I don’t say that now. I have absolutely no desire to pass judgment on anyone. I just go on living and thinking; it’s all I can do. The truth is, I have not made a single penny in all my life. I barely looked after that which my father and his fathers passed on to me. Mind you, that is no easy matter, either, looking after money, because there are vast powers out there constantly at war with the concept of private property. There were times I fought these powers — enemies both visible and invisible — as vigilantly and fiercely as my ancestors, the founders of our fortune. But the truth is that I was not myself a maker of fortune, because I was no longer really in touch with money. I was of the penultimate generation, whose only desire is to keep what they have been given out of a sense of honor.

My father would sometimes speak of “poor people’s money.” His respect for money was not based on mere accumulation.
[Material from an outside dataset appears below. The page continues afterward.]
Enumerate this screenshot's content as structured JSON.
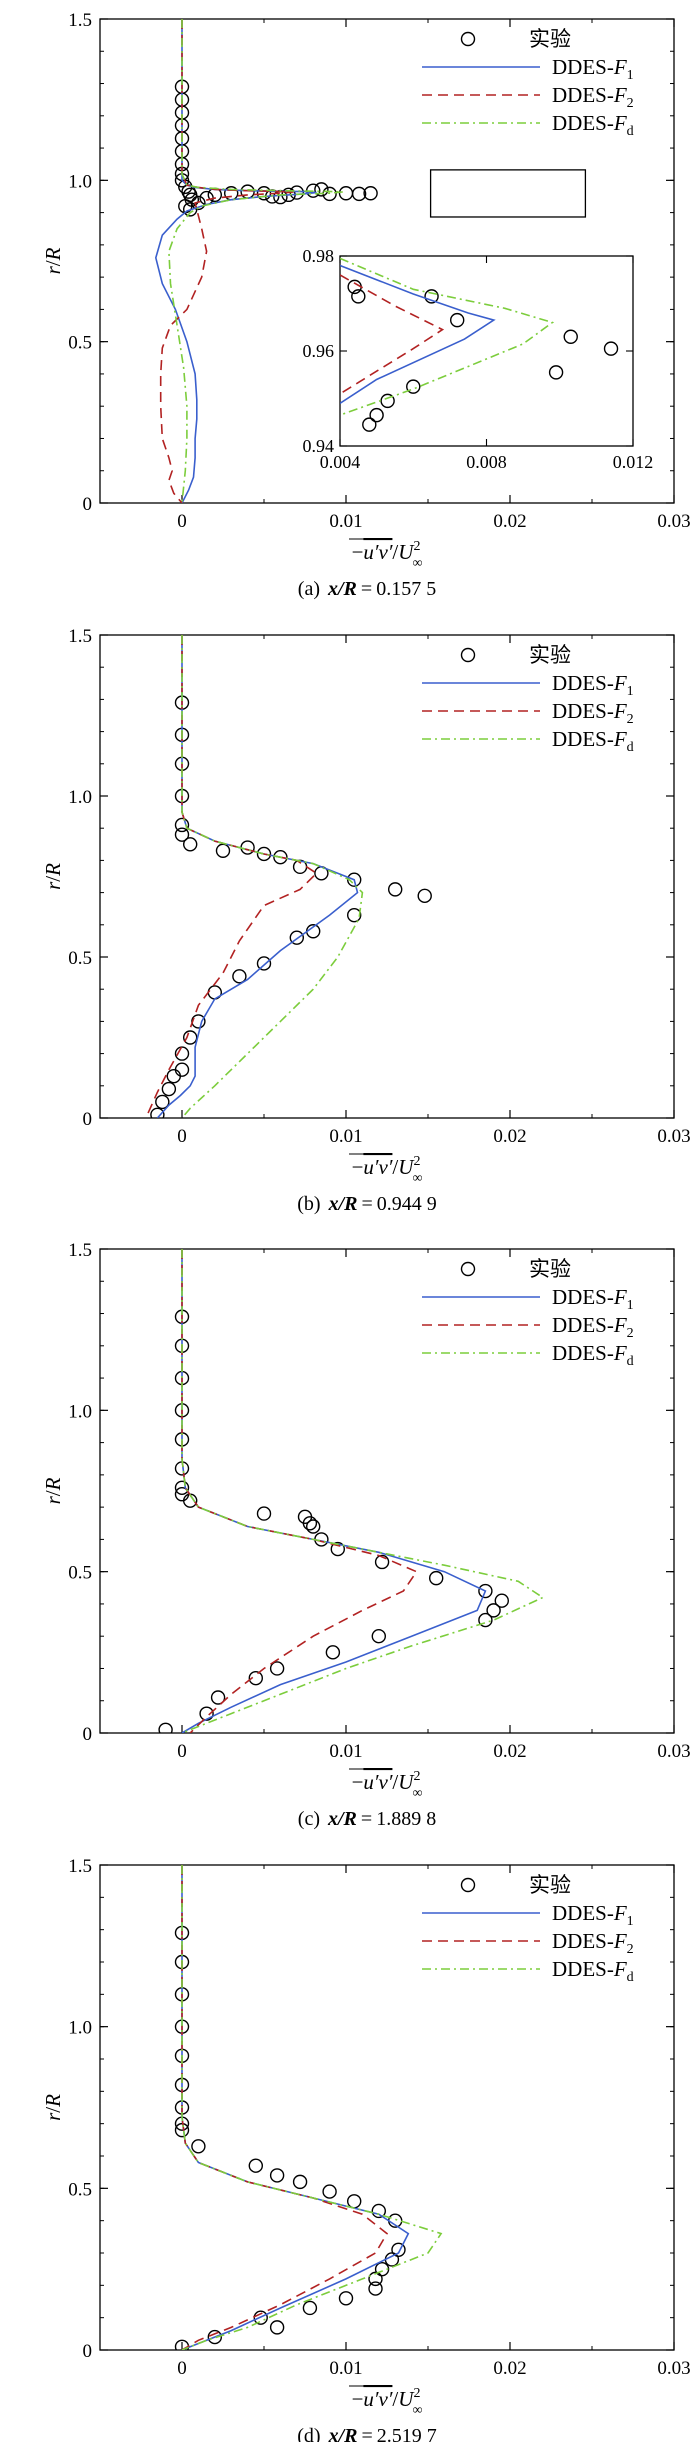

He told me that a man who is no more than a factory hand all his life but who, by the time he has finished, owns a small plot, a little house, and a few fruit trees, and can live there on what he has earned, is a more heroic figure than any general. He respected the miraculous willpower shown particularly by the poor — the healthy and the exceptional among them — who, through fierce, stubborn effort, succeeded in grabbing a share of the good things of the world. They had a patch of the earth they had the right to call theirs; there was a house they had bought with their own pittance: they had a roof over their heads. He admired these people. Apart from them he admired nothing and no one. “He was good for nothing,” he’d say sometimes and shrug when the fate of the weak and helpless was described to him. The conviction with which he pronounced “good for nothing” was itself a form of contempt.